A piece of Ojeda's scalp was torn away in the spring training boating accident that killed Indians pitchers Steve Olin and Tim Crews in Florida. Ojeda said he probably came within minutes of dying himself.

But he was alive. His friends were not. Suddenly, anything he thought or did seemed pointless. That was three months ago. Ojeda isn't a bundle of laughs these days, but he has decided to keep on truckin'.

"Why come back and pitch?" he said during a news conference at Cleveland Stadium yesterday. "I equate it with being knocked down and getting up again.

"I don't want to get up. I'd like to go to Montana and fish and raise buffalo. But this is what I need to do. I need to go forward, so that's what I'm doing."

Ojeda remembers everything about the fatal evening on Little Lake Nellie except the instant the fishing boat struck a dock that protruded almost 190 feet into the tiny body of water adjacent to the Crews property.

"I was never knocked out," Ojeda said. "The throttle was stuck at around 35. It was dark. In Florida, that's the way you fish for bass. It's what you do. We never saw the dock. We never had a chance. It was just an accident waiting to happen. That dock was sticking out into the water too damned far."

Ojeda has heard the reports that Crews, who was at the wheel of the boat, had a blood alcohol level of .17, well beyond the legal limit of .10 in Florida.

"Tim Crews was the safest boatsman I knew," Ojeda said. "I felt completely safe. I wish he could call me right now, because I'd go with him again.

"I know Tim. He could have done brain surgery. We're not choir boys. I'd never say that.

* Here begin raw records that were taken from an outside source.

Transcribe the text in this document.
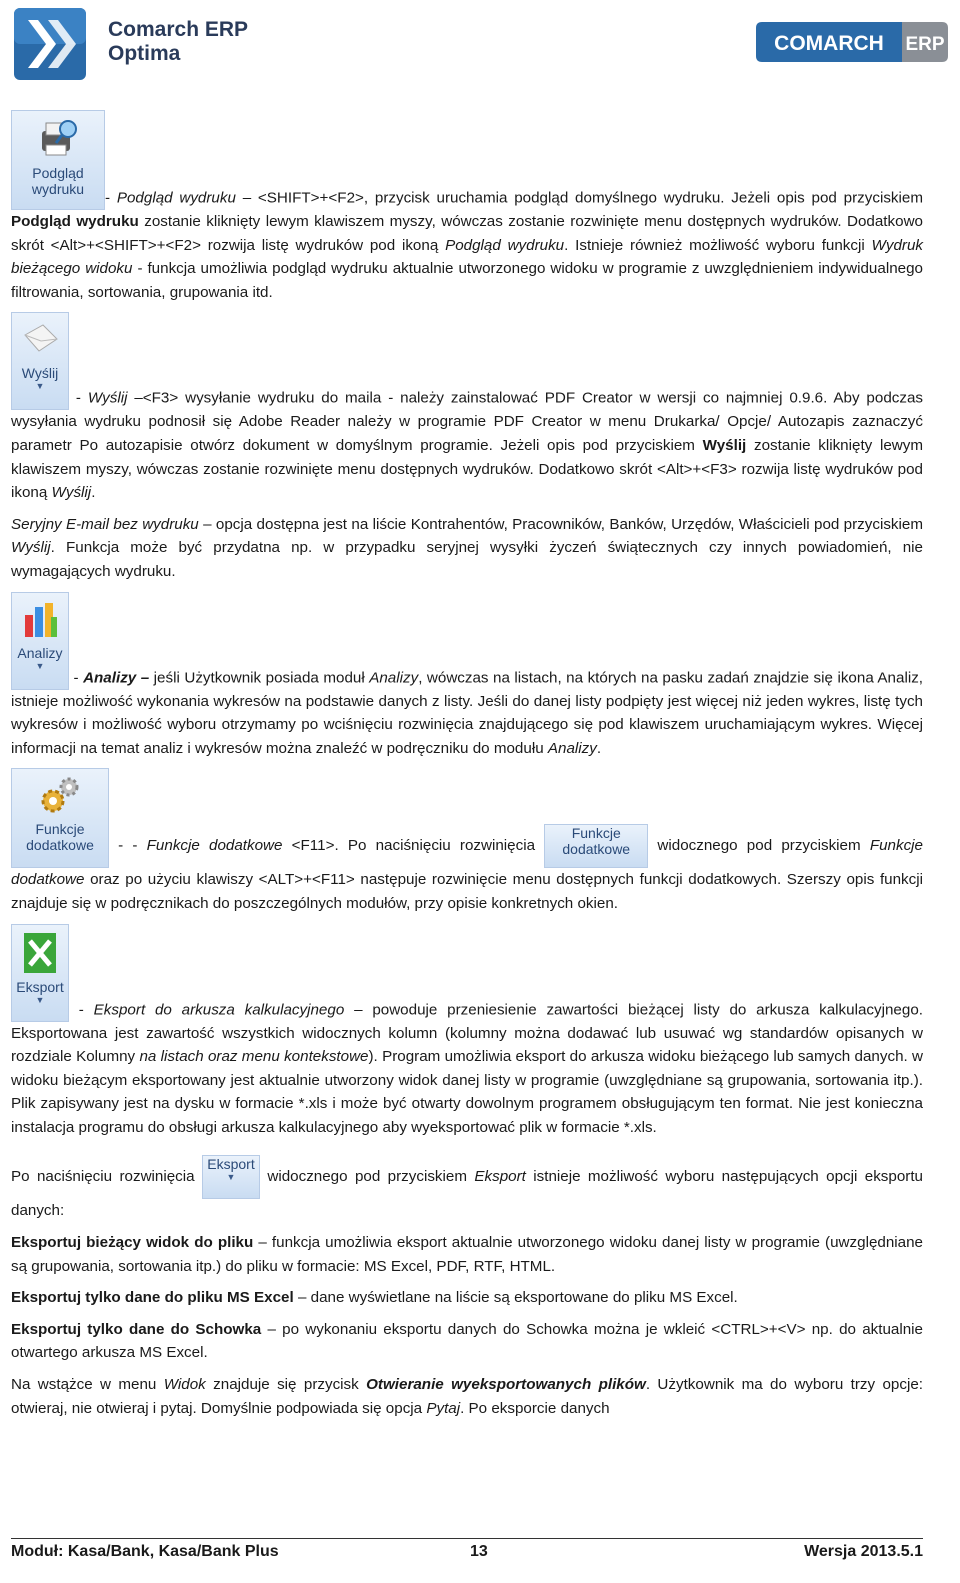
Comarch ERP
Optima	COMARCH ERP

Podgląd
wydruku
- Podgląd wydruku – <SHIFT>+<F2>, przycisk uruchamia podgląd domyślnego wydruku. Jeżeli opis pod przyciskiem Podgląd wydruku zostanie kliknięty lewym klawiszem myszy, wówczas zostanie rozwinięte menu dostępnych wydruków. Dodatkowo skrót <Alt>+<SHIFT>+<F2> rozwija listę wydruków pod ikoną Podgląd wydruku. Istnieje również możliwość wyboru funkcji Wydruk bieżącego widoku - funkcja umożliwia podgląd wydruku aktualnie utworzonego widoku w programie z uwzględnieniem indywidualnego filtrowania, sortowania, grupowania itd.

Wyślij
▼
- Wyślij –<F3> wysyłanie wydruku do maila - należy zainstalować PDF Creator w wersji co najmniej 0.9.6. Aby podczas wysyłania wydruku podnosił się Adobe Reader należy w programie PDF Creator w menu Drukarka/ Opcje/ Autozapis zaznaczyć parametr Po autozapisie otwórz dokument w domyślnym programie. Jeżeli opis pod przyciskiem Wyślij zostanie kliknięty lewym klawiszem myszy, wówczas zostanie rozwinięte menu dostępnych wydruków. Dodatkowo skrót <Alt>+<F3> rozwija listę wydruków pod ikoną Wyślij.

Seryjny E-mail bez wydruku – opcja dostępna jest na liście Kontrahentów, Pracowników, Banków, Urzędów, Właścicieli pod przyciskiem Wyślij. Funkcja może być przydatna np. w przypadku seryjnej wysyłki życzeń świątecznych czy innych powiadomień, nie wymagających wydruku.

Analizy
▼
- Analizy – jeśli Użytkownik posiada moduł Analizy, wówczas na listach, na których na pasku zadań znajdzie się ikona Analiz, istnieje możliwość wykonania wykresów na podstawie danych z listy. Jeśli do danej listy podpięty jest więcej niż jeden wykres, listę tych wykresów i możliwość wyboru otrzymamy po wciśnięciu rozwinięcia znajdującego się pod klawiszem uruchamiającym wykres. Więcej informacji na temat analiz i wykresów można znaleźć w podręczniku do modułu Analizy.

Funkcje
dodatkowe - - Funkcje dodatkowe <F11>. Po naciśnięciu rozwinięcia
Funkcje
dodatkowe	widocznego pod przyciskiem Funkcje dodatkowe oraz po użyciu klawiszy <ALT>+<F11> następuje rozwinięcie menu dostępnych funkcji dodatkowych. Szerszy opis funkcji znajduje się w podręcznikach do poszczególnych modułów, przy opisie konkretnych okien.

Eksport
▼
- Eksport do arkusza kalkulacyjnego – powoduje przeniesienie zawartości bieżącej listy do arkusza kalkulacyjnego. Eksportowana jest zawartość wszystkich widocznych kolumn (kolumny można dodawać lub usuwać wg standardów opisanych w rozdziale Kolumny na listach oraz menu kontekstowe). Program umożliwia eksport do arkusza widoku bieżącego lub samych danych. w widoku bieżącym eksportowany jest aktualnie utworzony widok danej listy w programie (uwzględniane są grupowania, sortowania itp.). Plik zapisywany jest na dysku w formacie *.xls i może być otwarty dowolnym programem obsługującym ten format. Nie jest konieczna instalacja programu do obsługi arkusza kalkulacyjnego aby wyeksportować plik w formacie *.xls.

Po naciśnięciu rozwinięcia
Eksport
▼	widocznego pod przyciskiem Eksport istnieje możliwość wyboru następujących opcji eksportu danych:

Eksportuj bieżący widok do pliku – funkcja umożliwia eksport aktualnie utworzonego widoku danej listy w programie (uwzględniane są grupowania, sortowania itp.) do pliku w formacie: MS Excel, PDF, RTF, HTML.

Eksportuj tylko dane do pliku MS Excel – dane wyświetlane na liście są eksportowane do pliku MS Excel.

Eksportuj tylko dane do Schowka – po wykonaniu eksportu danych do Schowka można je wkleić <CTRL>+<V> np. do aktualnie otwartego arkusza MS Excel.

Na wstążce w menu Widok znajduje się przycisk Otwieranie wyeksportowanych plików. Użytkownik ma do wyboru trzy opcje: otwieraj, nie otwieraj i pytaj. Domyślnie podpowiada się opcja Pytaj. Po eksporcie danych

Moduł: Kasa/Bank, Kasa/Bank Plus	13	Wersja 2013.5.1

But people want to understand why this happened, so they point to something and go on. But it just doesn't work like that."

Ojeda did not lose consciousness. He was bleeding badly and needed immediate care. The lake is relatively isolated, but an emergency medical unit arrived quickly.

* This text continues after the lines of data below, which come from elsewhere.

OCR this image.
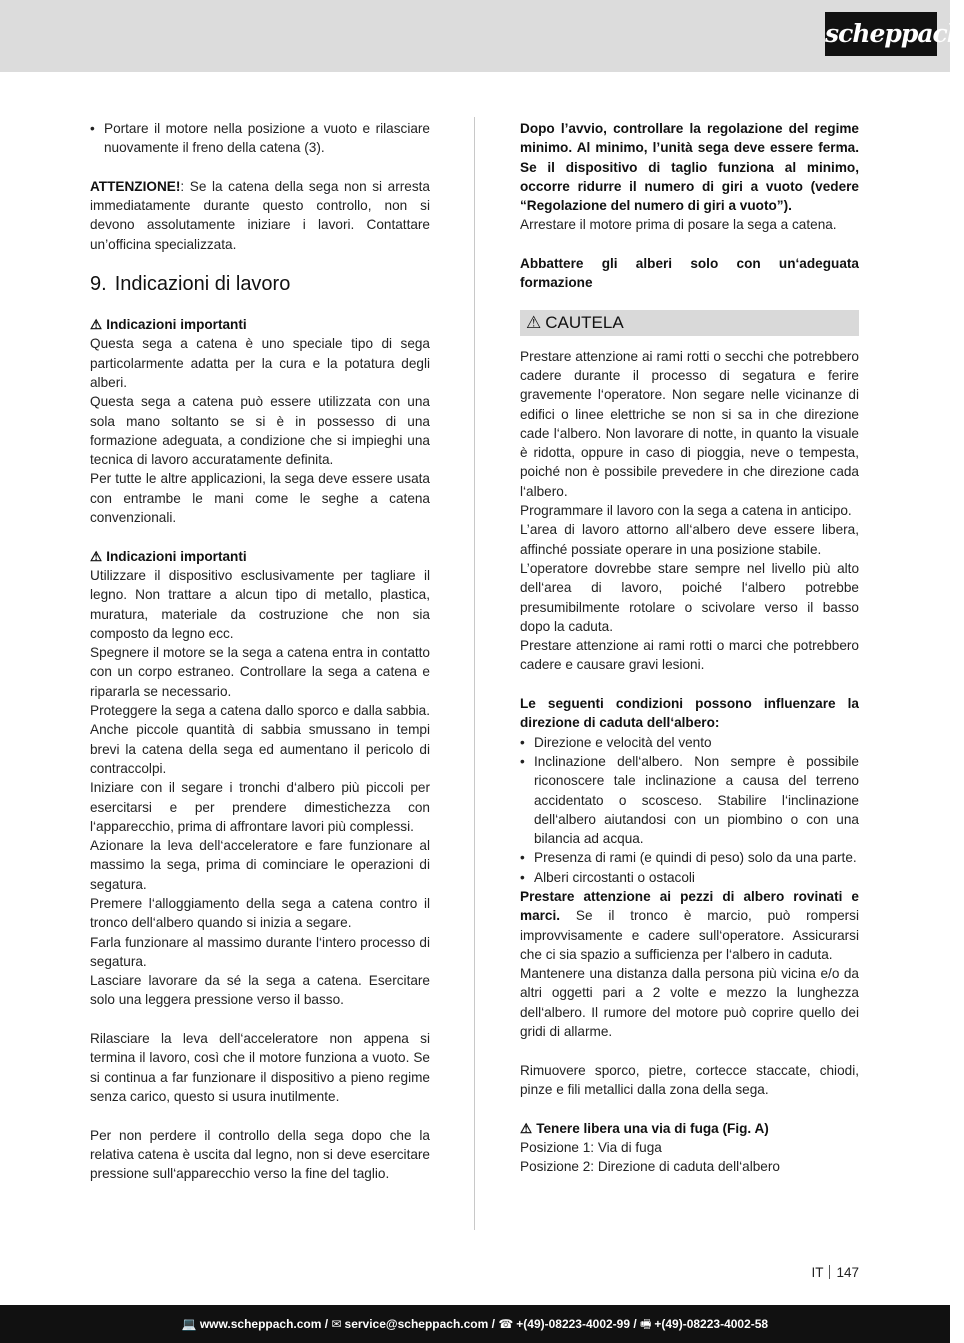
scheppach

• Portare il motore nella posizione a vuoto e rilasciare nuovamente il freno della catena (3).

ATTENZIONE!: Se la catena della sega non si arresta immediatamente durante questo controllo, non si devono assolutamente iniziare i lavori. Contattare un’officina specializzata.

9. Indicazioni di lavoro

⚠ Indicazioni importanti

Questa sega a catena è uno speciale tipo di sega particolarmente adatta per la cura e la potatura degli alberi.

Questa sega a catena può essere utilizzata con una sola mano soltanto se si è in possesso di una formazione adeguata, a condizione che si impieghi una tecnica di lavoro accuratamente definita.

Per tutte le altre applicazioni, la sega deve essere usata con entrambe le mani come le seghe a catena convenzionali.

⚠ Indicazioni importanti

Utilizzare il dispositivo esclusivamente per tagliare il legno. Non trattare a alcun tipo di metallo, plastica, muratura, materiale da costruzione che non sia composto da legno ecc.

Spegnere il motore se la sega a catena entra in contatto con un corpo estraneo. Controllare la sega a catena e ripararla se necessario.

Proteggere la sega a catena dallo sporco e dalla sabbia. Anche piccole quantità di sabbia smussano in tempi brevi la catena della sega ed aumentano il pericolo di contraccolpi.

Iniziare con il segare i tronchi d‘albero più piccoli per esercitarsi e per prendere dimestichezza con l‘apparecchio, prima di affrontare lavori più complessi.

Azionare la leva dell‘acceleratore e fare funzionare al massimo la sega, prima di cominciare le operazioni di segatura.

Premere l‘alloggiamento della sega a catena contro il tronco dell‘albero quando si inizia a segare.

Farla funzionare al massimo durante l‘intero processo di segatura.

Lasciare lavorare da sé la sega a catena. Esercitare solo una leggera pressione verso il basso.

Rilasciare la leva dell‘acceleratore non appena si termina il lavoro, così che il motore funziona a vuoto. Se si continua a far funzionare il dispositivo a pieno regime senza carico, questo si usura inutilmente.

Per non perdere il controllo della sega dopo che la relativa catena è uscita dal legno, non si deve esercitare pressione sull‘apparecchio verso la fine del taglio.

Dopo l’avvio, controllare la regolazione del regime minimo. Al minimo, l’unità sega deve essere ferma. Se il dispositivo di taglio funziona al minimo, occorre ridurre il numero di giri a vuoto (vedere “Regolazione del numero di giri a vuoto”).

Arrestare il motore prima di posare la sega a catena.

Abbattere gli alberi solo con un‘adeguata formazione

⚠ CAUTELA

Prestare attenzione ai rami rotti o secchi che potrebbero cadere durante il processo di segatura e ferire gravemente l‘operatore. Non segare nelle vicinanze di edifici o linee elettriche se non si sa in che direzione cade l‘albero. Non lavorare di notte, in quanto la visuale è ridotta, oppure in caso di pioggia, neve o tempesta, poiché non è possibile prevedere in che direzione cada l‘albero.

Programmare il lavoro con la sega a catena in anticipo.

L’area di lavoro attorno all‘albero deve essere libera, affinché possiate operare in una posizione stabile.

L’operatore dovrebbe stare sempre nel livello più alto dell‘area di lavoro, poiché l‘albero potrebbe presumibilmente rotolare o scivolare verso il basso dopo la caduta.

Prestare attenzione ai rami rotti o marci che potrebbero cadere e causare gravi lesioni.

Le seguenti condizioni possono influenzare la direzione di caduta dell‘albero:

• Direzione e velocità del vento

• Inclinazione dell‘albero. Non sempre è possibile riconoscere tale inclinazione a causa del terreno accidentato o scosceso. Stabilire l‘inclinazione dell‘albero aiutandosi con un piombino o con una bilancia ad acqua.

• Presenza di rami (e quindi di peso) solo da una parte.

• Alberi circostanti o ostacoli

Prestare attenzione ai pezzi di albero rovinati e marci. Se il tronco è marcio, può rompersi improvvisamente e cadere sull‘operatore. Assicurarsi che ci sia spazio a sufficienza per l‘albero in caduta.

Mantenere una distanza dalla persona più vicina e/o da altri oggetti pari a 2 volte e mezzo la lunghezza dell‘albero. Il rumore del motore può coprire quello dei gridi di allarme.

Rimuovere sporco, pietre, cortecce staccate, chiodi, pinze e fili metallici dalla zona della sega.

⚠ Tenere libera una via di fuga (Fig. A)

Posizione 1: Via di fuga

Posizione 2: Direzione di caduta dell‘albero

IT 147
💻 www.scheppach.com / ✉ service@scheppach.com / ☎ +(49)-08223-4002-99 / 🖷 +(49)-08223-4002-58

"I knew they [Olin and Crews] were gone two seconds after we hit," Ojeda said. "I remember a lady yelling over to us and telling her we needed help. EMS got there in five minutes. If they hadn't, I would have bled to death. I didn't have a lot of time left."

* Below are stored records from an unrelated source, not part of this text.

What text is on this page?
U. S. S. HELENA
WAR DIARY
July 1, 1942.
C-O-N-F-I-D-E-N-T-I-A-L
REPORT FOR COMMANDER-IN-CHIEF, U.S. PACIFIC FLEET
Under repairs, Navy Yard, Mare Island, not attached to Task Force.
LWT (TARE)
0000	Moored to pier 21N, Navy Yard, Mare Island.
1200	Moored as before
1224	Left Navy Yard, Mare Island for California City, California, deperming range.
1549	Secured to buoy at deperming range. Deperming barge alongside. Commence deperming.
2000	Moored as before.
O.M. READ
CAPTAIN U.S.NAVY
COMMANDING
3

In the hospital, according to Ojeda, "They put my head back on." That was the physical relief. Emotionally, the wound has not healed.

"I don't want sympathy," he said. "I don't want pity. What happened was nothing more or less than a tragic accident.

"I left the country for a while. I had a lot of money in my pocket and I wasn't going to come back. I went as far as Delta goes non-stop. I had to go through certain things alone."

A Delta representative said the farthest the airline flies from Los Angeles (Ojeda's home) without stopping is 7,249 miles to Hong Kong, 5,800 miles to Frankfurt and 5,400 miles to Tokyo.

Ojeda eventually returned home, but deciding to continue playing became another struggle.

"I just can't quit," Ojeda said. "That's my whole reason for coming back. Five years down the road, I might regret it if I quit."

Because of a shoulder injury, Ojeda didn't do any pitching in spring training, even before the accident.

The shoulder was repaired surgically April 27. Ojeda's arm is sound again, but he doesn't think playing baseball will be much fun anymore.

"I don't feel 35; I feel 85," he said. "I had surgery before, and I seemed to come back better than ever. And this operation wasn't as serious as some others. But there was always joy and happiness when I came back. There is no happiness now. It's just something I've got to do."

And what about the thrill of winning or throwing a shutout?

"Nothing I do from here on out on or off the field will feel the same," Ojeda said. "But that's just the way it goes.

"I've changed a lot. I'm a pretty good kidder, but I'm telling you the way I really feel. I get up, look in the mirror and say: 'You're here, pal. What are you going to do with the day?' There's none of that smelling the flowers. But I won't go to pieces, either. Anyone can do that."